Con la frusta della planetaria montate ad alta velocità le uova con lo zucchero fino ad ottenere un composto molto spumoso di colore giallo pallido. Riducete la velocità e versate con la planetaria in funzione l’olio di semi a filo lentamente. Quindi aggiungete la scorza di due arance e i 125 ml di succo (si ottiene spremendo le due arance che avete utilizzato per la scorza) e per ultima la farina di mandorle e la farina autolievitante con un pizzico di sale.

Mescolate bene tutto e versate in una tortiera foderata di carta forno. Per fare un buon lavoro procedete così: ritagliate un disco di carta forno grande quanto il fondo della tortiera. Imburrate leggermente il fondo della tortiera e attaccate il disco di carta forno sul fondo. Per il bordo stessa procedura: tagliate due strisce di carta forno alta quanto il bordo della tortiera, imburrate leggermente e attaccate la carta forno alle pareti, in questo modo la torta si sformerà bene e non avrete pieghe di impasto.

Cuocete in forno già caldo in modalità statica a 180°C per 40 minuti. Fate la prova stecchino per capire se è cotta: lo stecchino deve fuoriuscire pulito. Se così non fosse prolungate la cottura.

Quando la torta è cotta toglietela dal forno e fatela raffreddare completamente nella tortiera a temperatura ambiente.

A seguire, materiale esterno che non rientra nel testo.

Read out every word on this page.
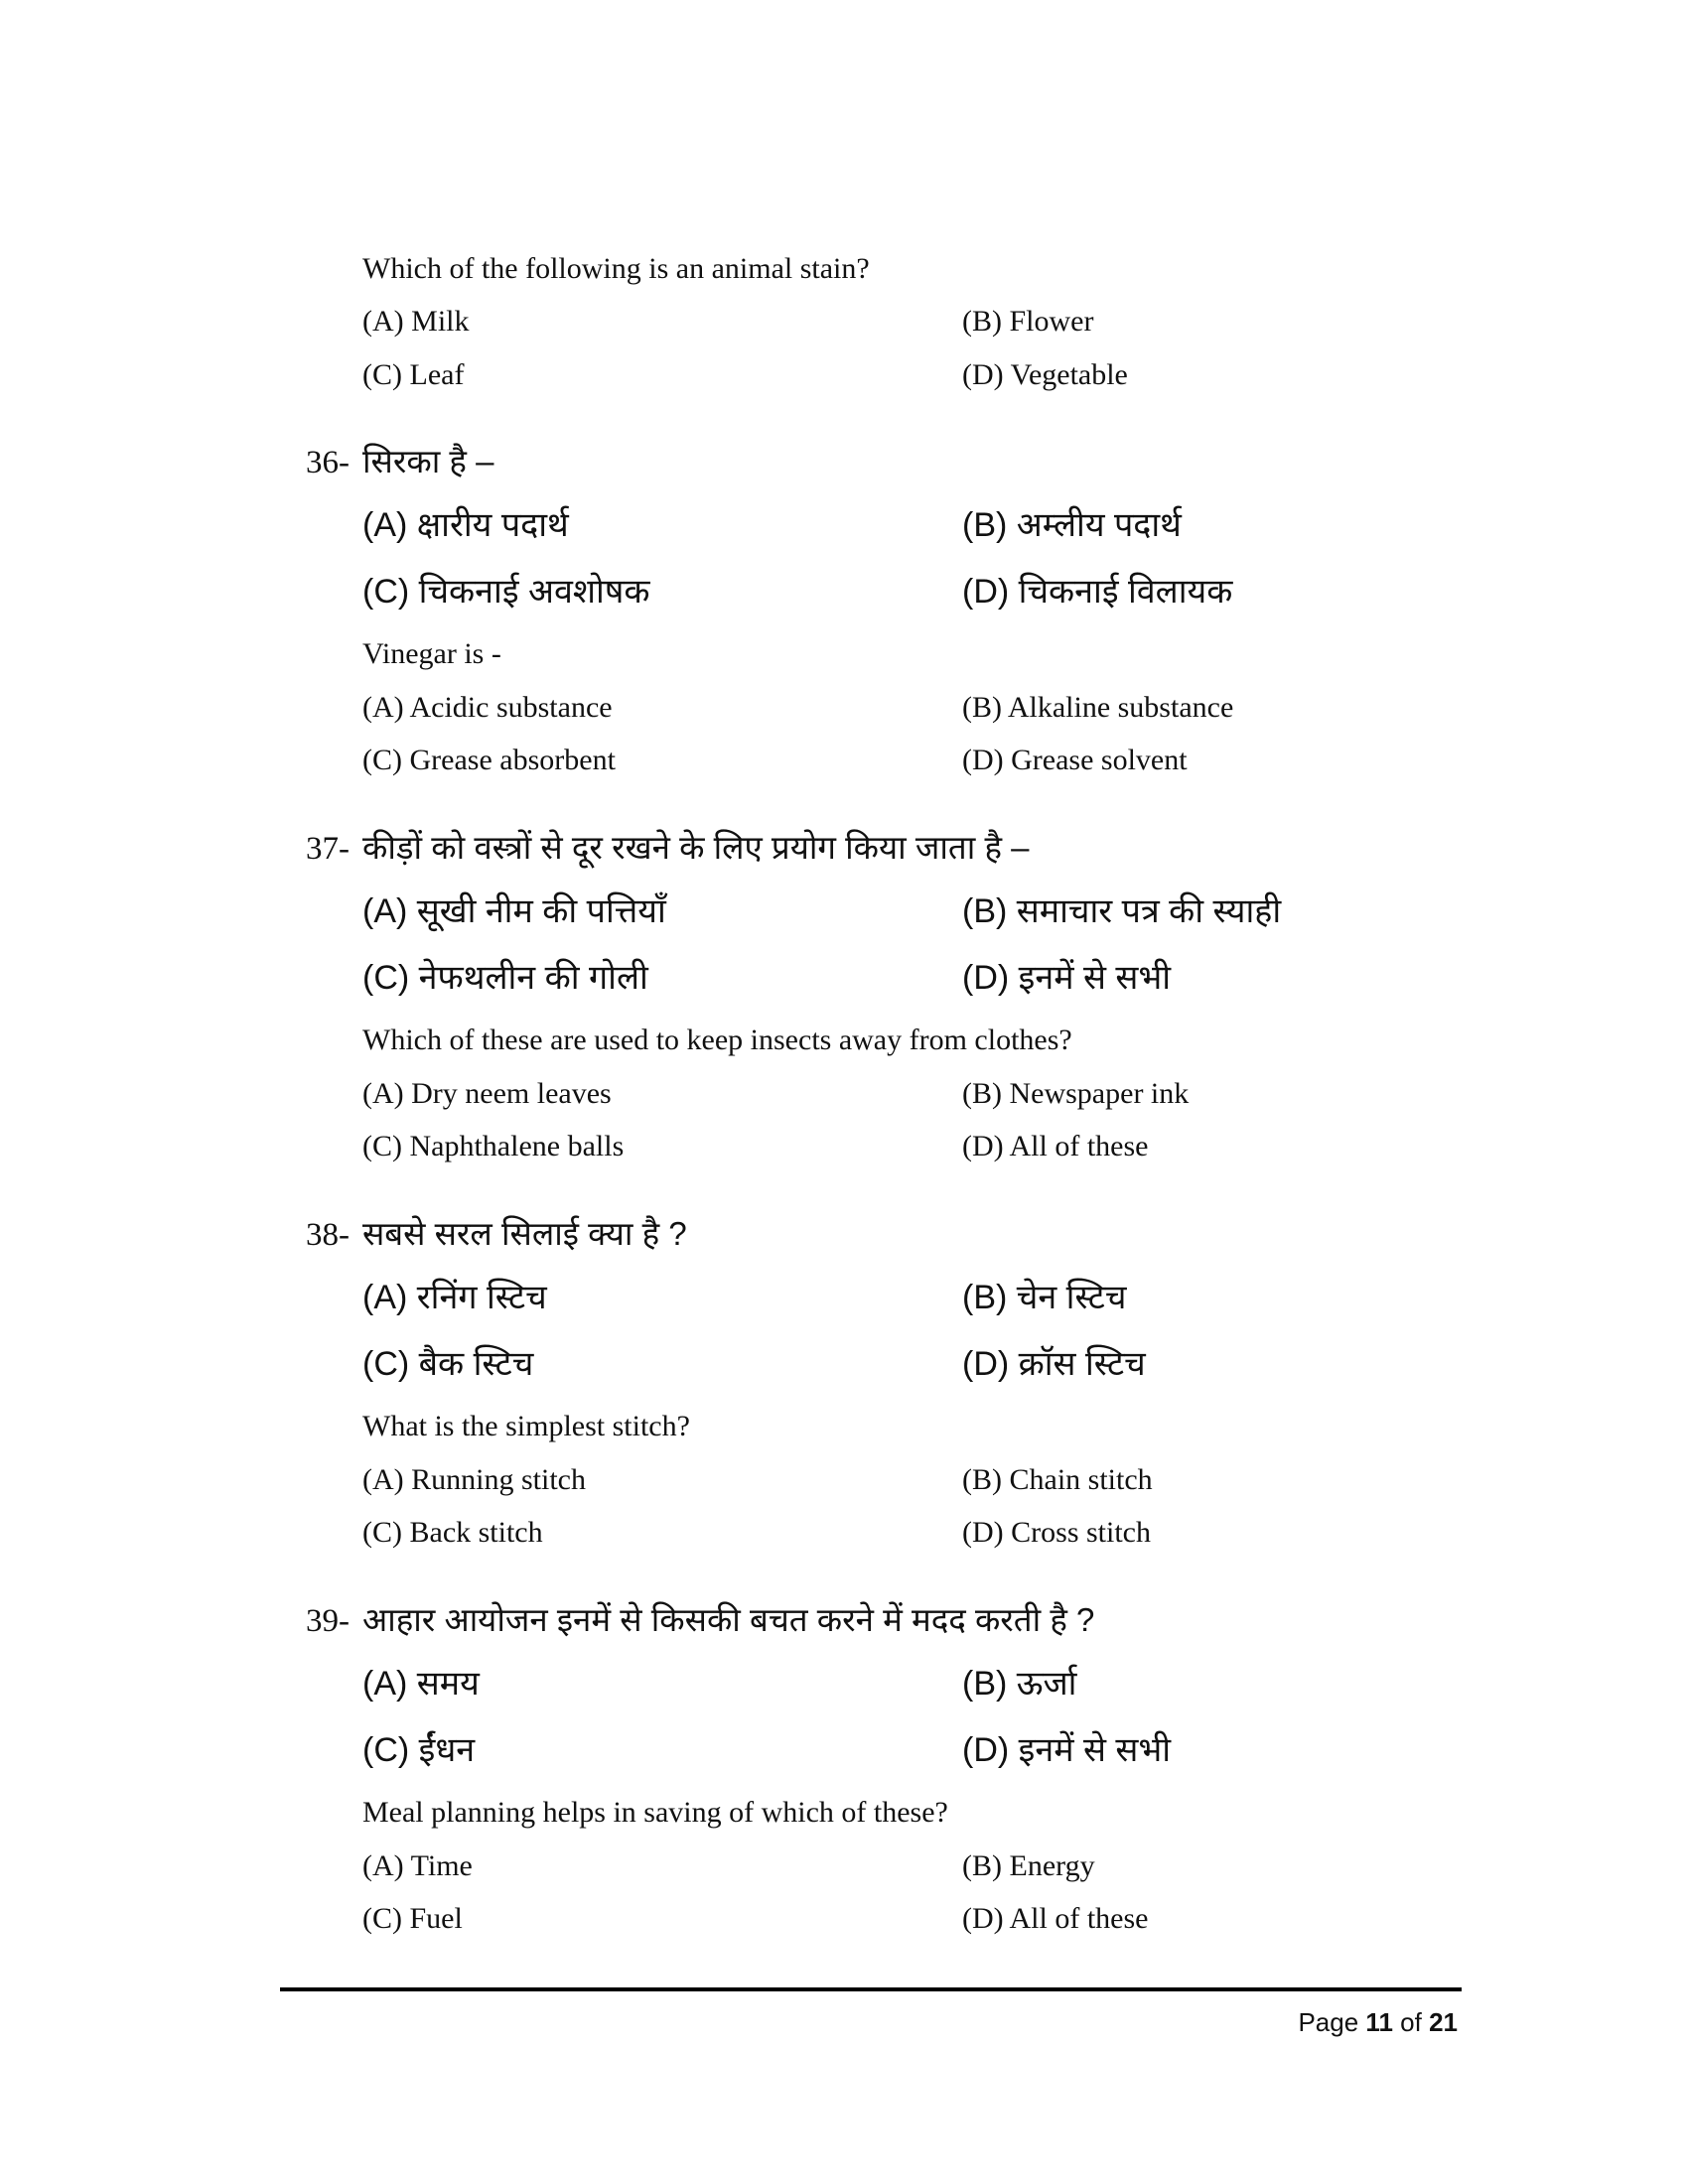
Which of the following is an animal stain?
(A) Milk	(B) Flower
(C) Leaf	(D) Vegetable
36- सिरका है –
(A) क्षारीय पदार्थ	(B) अम्लीय पदार्थ
(C) चिकनाई अवशोषक	(D) चिकनाई विलायक
Vinegar is -
(A) Acidic substance	(B) Alkaline substance
(C) Grease absorbent	(D) Grease solvent
37- कीड़ों को वस्त्रों से दूर रखने के लिए प्रयोग किया जाता है –
(A) सूखी नीम की पत्तियाँ	(B) समाचार पत्र की स्याही
(C) नेफथलीन की गोली	(D) इनमें से सभी
Which of these are used to keep insects away from clothes?
(A) Dry neem leaves	(B) Newspaper ink
(C) Naphthalene balls	(D) All of these
38- सबसे सरल सिलाई क्या है ?
(A) रनिंग स्टिच	(B) चेन स्टिच
(C) बैक स्टिच	(D) क्रॉस स्टिच
What is the simplest stitch?
(A) Running stitch	(B) Chain stitch
(C) Back stitch	(D) Cross stitch
39- आहार आयोजन इनमें से किसकी बचत करने में मदद करती है ?
(A) समय	(B) ऊर्जा
(C) ईंधन	(D) इनमें से सभी
Meal planning helps in saving of which of these?
(A) Time	(B) Energy
(C) Fuel	(D) All of these
Page 11 of 21
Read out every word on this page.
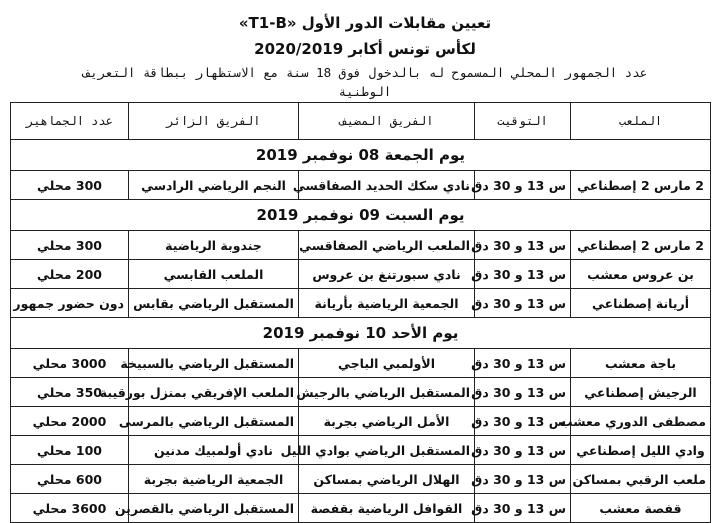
تعيين مقابلات الدور الأول «T1-B»
لكأس تونس أكابر 2020/2019
عدد الجمهور المحلي المسموح له بالدخول فوق 18 سنة مع الاستظهار ببطاقة التعريف الوطنية
الملعب	التوقيت	الفريق المضيف	الفريق الزائر	عدد الجماهير
يوم الجمعة 08 نوفمبر 2019				
2 مارس 2 إصطناعي	س 13 و 30 دق	نادي سكك الحديد الصفاقسي	النجم الرياضي الرادسي	300 محلي
يوم السبت 09 نوفمبر 2019				
2 مارس 2 إصطناعي	س 13 و 30 دق	الملعب الرياضي الصفاقسي	جندوبة الرياضية	300 محلي
بن عروس معشب	س 13 و 30 دق	نادي سبورتنغ بن عروس	الملعب القابسي	200 محلي
أريانة إصطناعي	س 13 و 30 دق	الجمعية الرياضية بأريانة	المستقبل الرياضي بقابس	دون حضور جمهور
يوم الأحد 10 نوفمبر 2019				
باجة معشب	س 13 و 30 دق	الأولمبي الباجي	المستقبل الرياضي بالسبيخة	3000 محلي
الرجيش إصطناعي	س 13 و 30 دق	المستقبل الرياضي بالرجيش	الملعب الإفريقي بمنزل بورقيبة	350 محلي
مصطفى الدوري معشب	س 13 و 30 دق	الأمل الرياضي بجربة	المستقبل الرياضي بالمرسى	2000 محلي
وادي الليل إصطناعي	س 13 و 30 دق	المستقبل الرياضي بوادي الليل	نادي أولمبيك مدنين	100 محلي
ملعب الرقبي بمساكن	س 13 و 30 دق	الهلال الرياضي بمساكن	الجمعية الرياضية بجربة	600 محلي
قفصة معشب	س 13 و 30 دق	القوافل الرياضية بقفصة	المستقبل الرياضي بالقصرين	3600 محلي
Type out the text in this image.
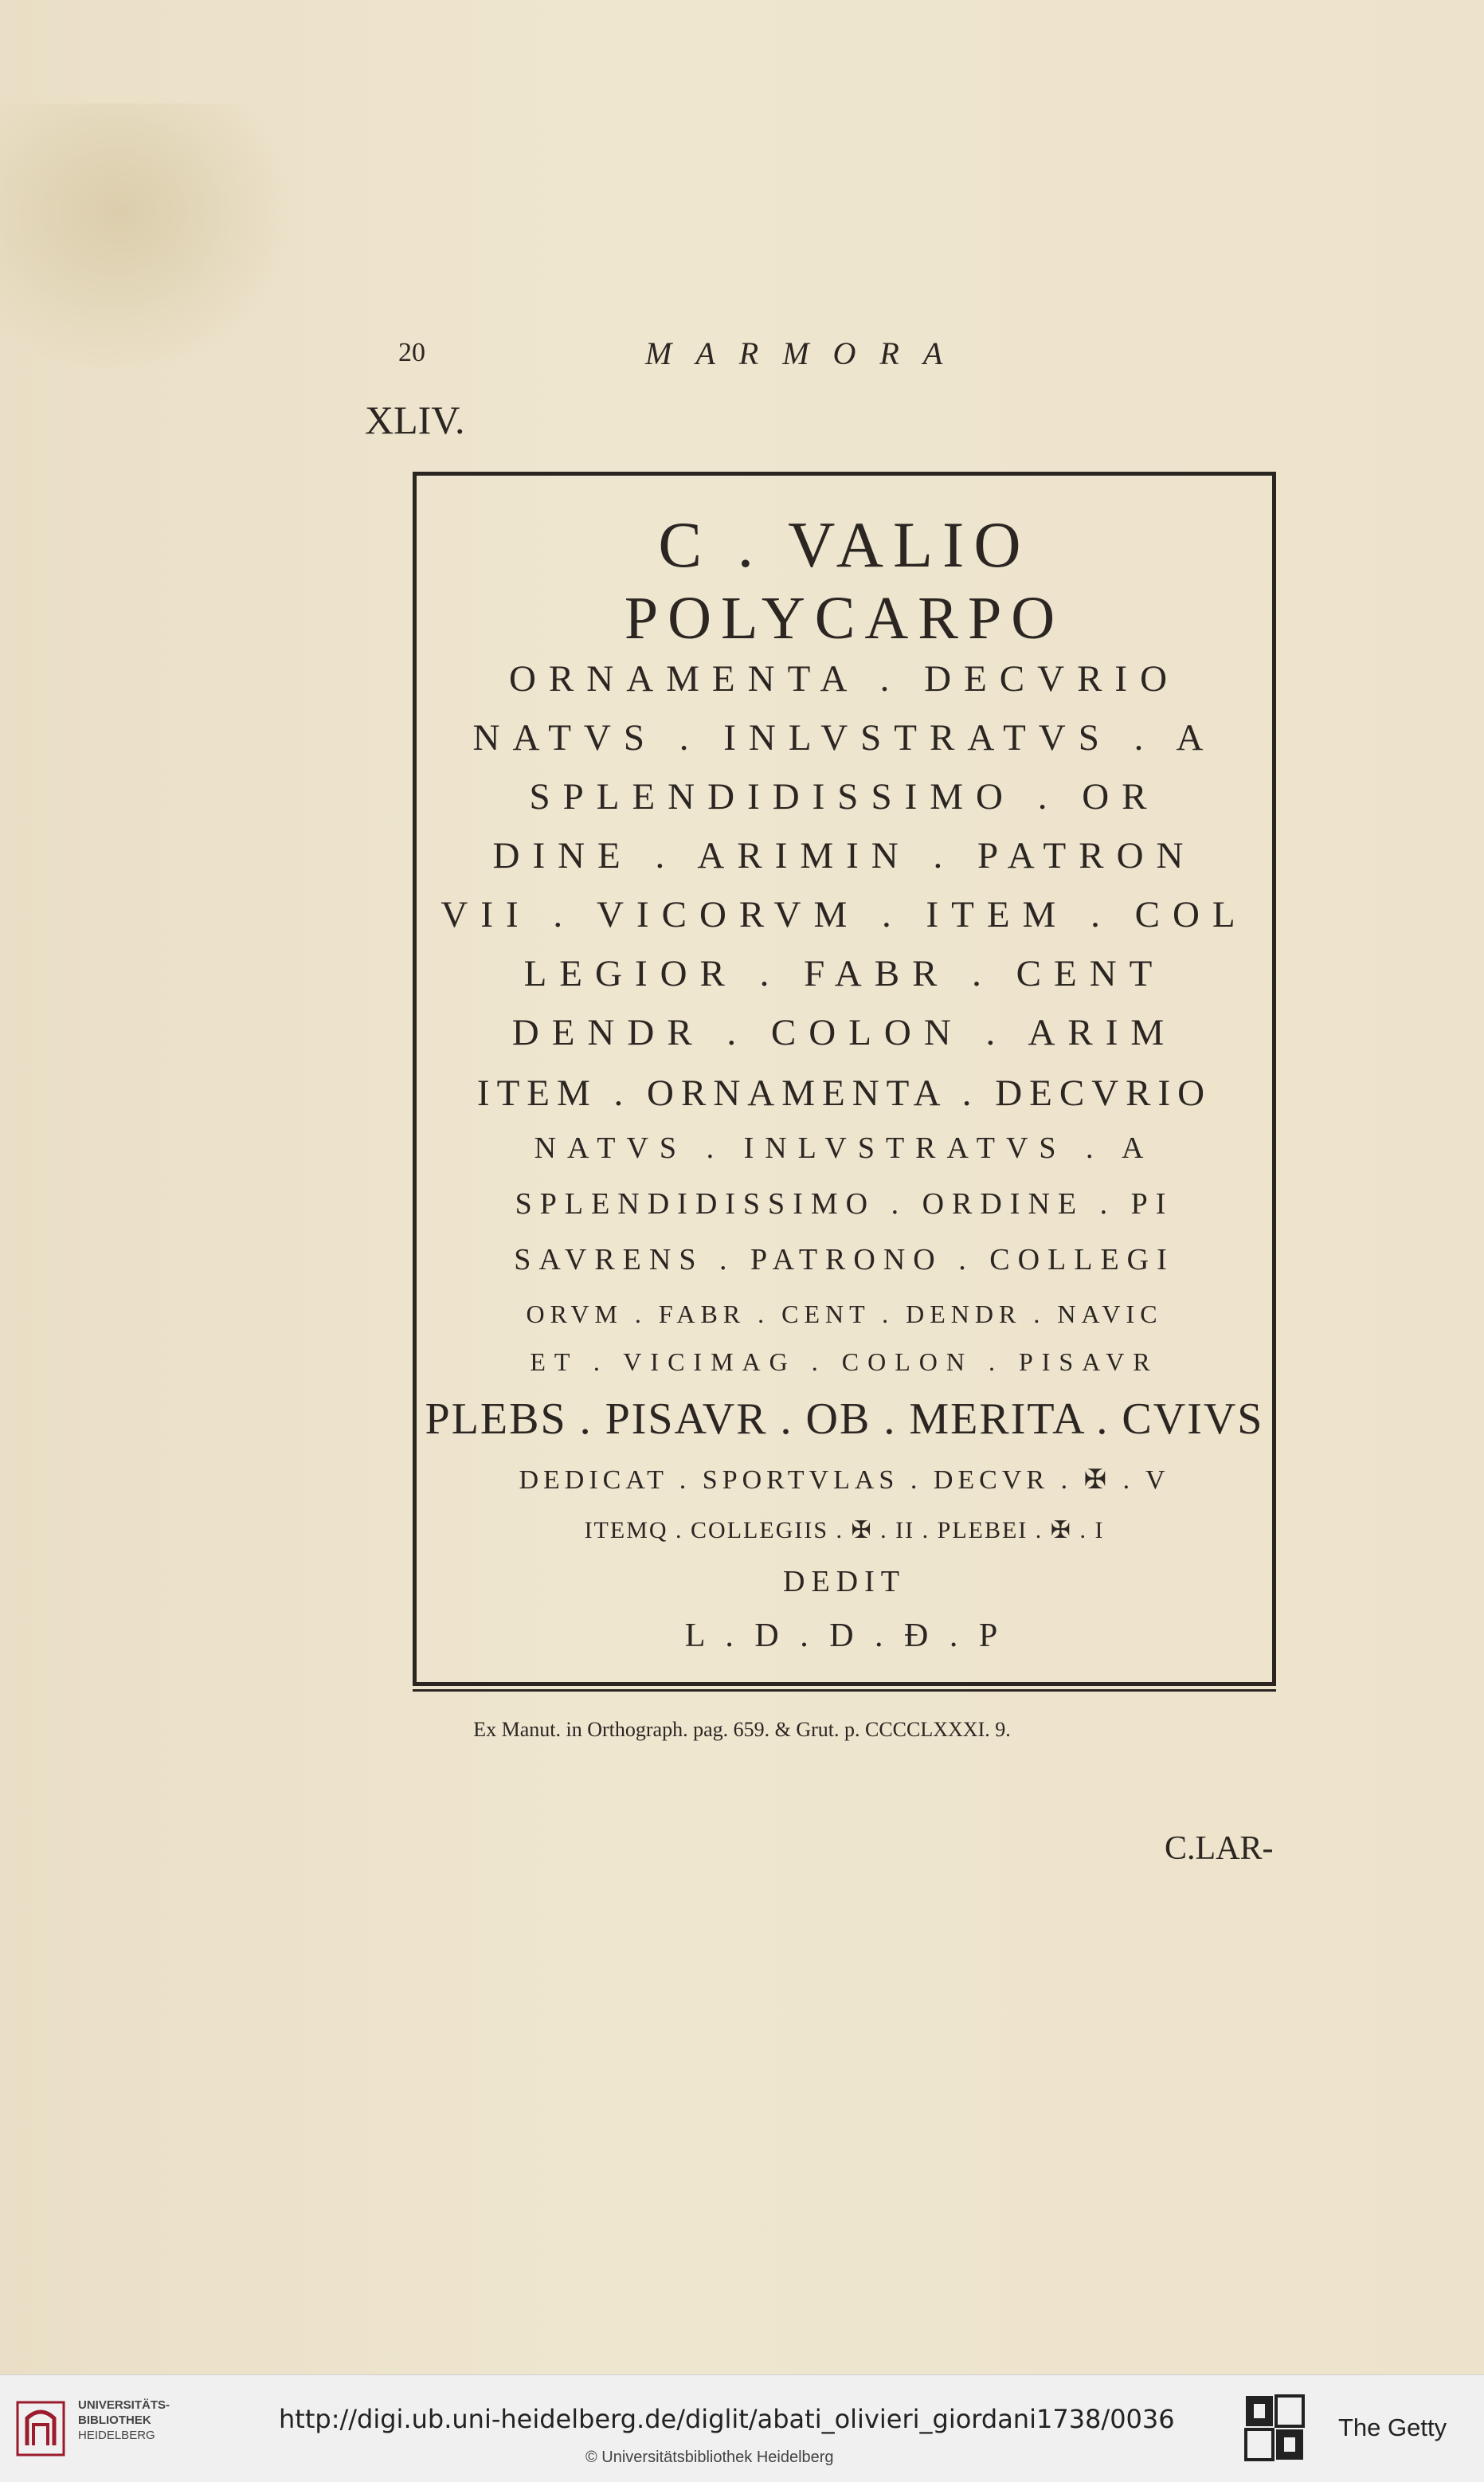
20	MARMORA
XLIV.
C . VALIO
POLYCARPO
ORNAMENTA . DECVRIO
NATVS . INLVSTRATVS . A
SPLENDIDISSIMO . OR
DINE . ARIMIN . PATRON
VII . VICORVM . ITEM . COL
LEGIOR . FABR . CENT
DENDR . COLON . ARIM
ITEM . ORNAMENTA . DECVRIO
NATVS . INLVSTRATVS . A
SPLENDIDISSIMO . ORDINE . PI
SAVRENS . PATRONO . COLLEGI
ORVM . FABR . CENT . DENDR . NAVIC
ET . VICIMAG . COLON . PISAVR
PLEBS . PISAVR . OB . MERITA . CVIVS
DEDICAT . SPORTVLAS . DECVR . ✠ . V
ITEMQ . COLLEGIIS . ✠ . II . PLEBEI . ✠ . I
DEDIT
L . D . D . Ð . P
Ex Manut. in Orthograph. pag. 659. & Grut. p. CCCCLXXXI. 9.
C.LAR-
UNIVERSITÄTS-
BIBLIOTHEK
HEIDELBERG
http://digi.ub.uni-heidelberg.de/diglit/abati_olivieri_giordani1738/0036
© Universitätsbibliothek Heidelberg
The Getty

Quando la torta è fredda sformatela, eliminate la carta forno e preparate la glassa mescolando bene lo zucchero a velo con qualche cucchiaino di succo di limone fino ad ottenere una consistenza fluida ma non troppo liquida. Versate la glassa sulla torta e spalmatela solo lungo i bordi. Decorate con le Zimtsterne lungo il bordo o come più vi piace.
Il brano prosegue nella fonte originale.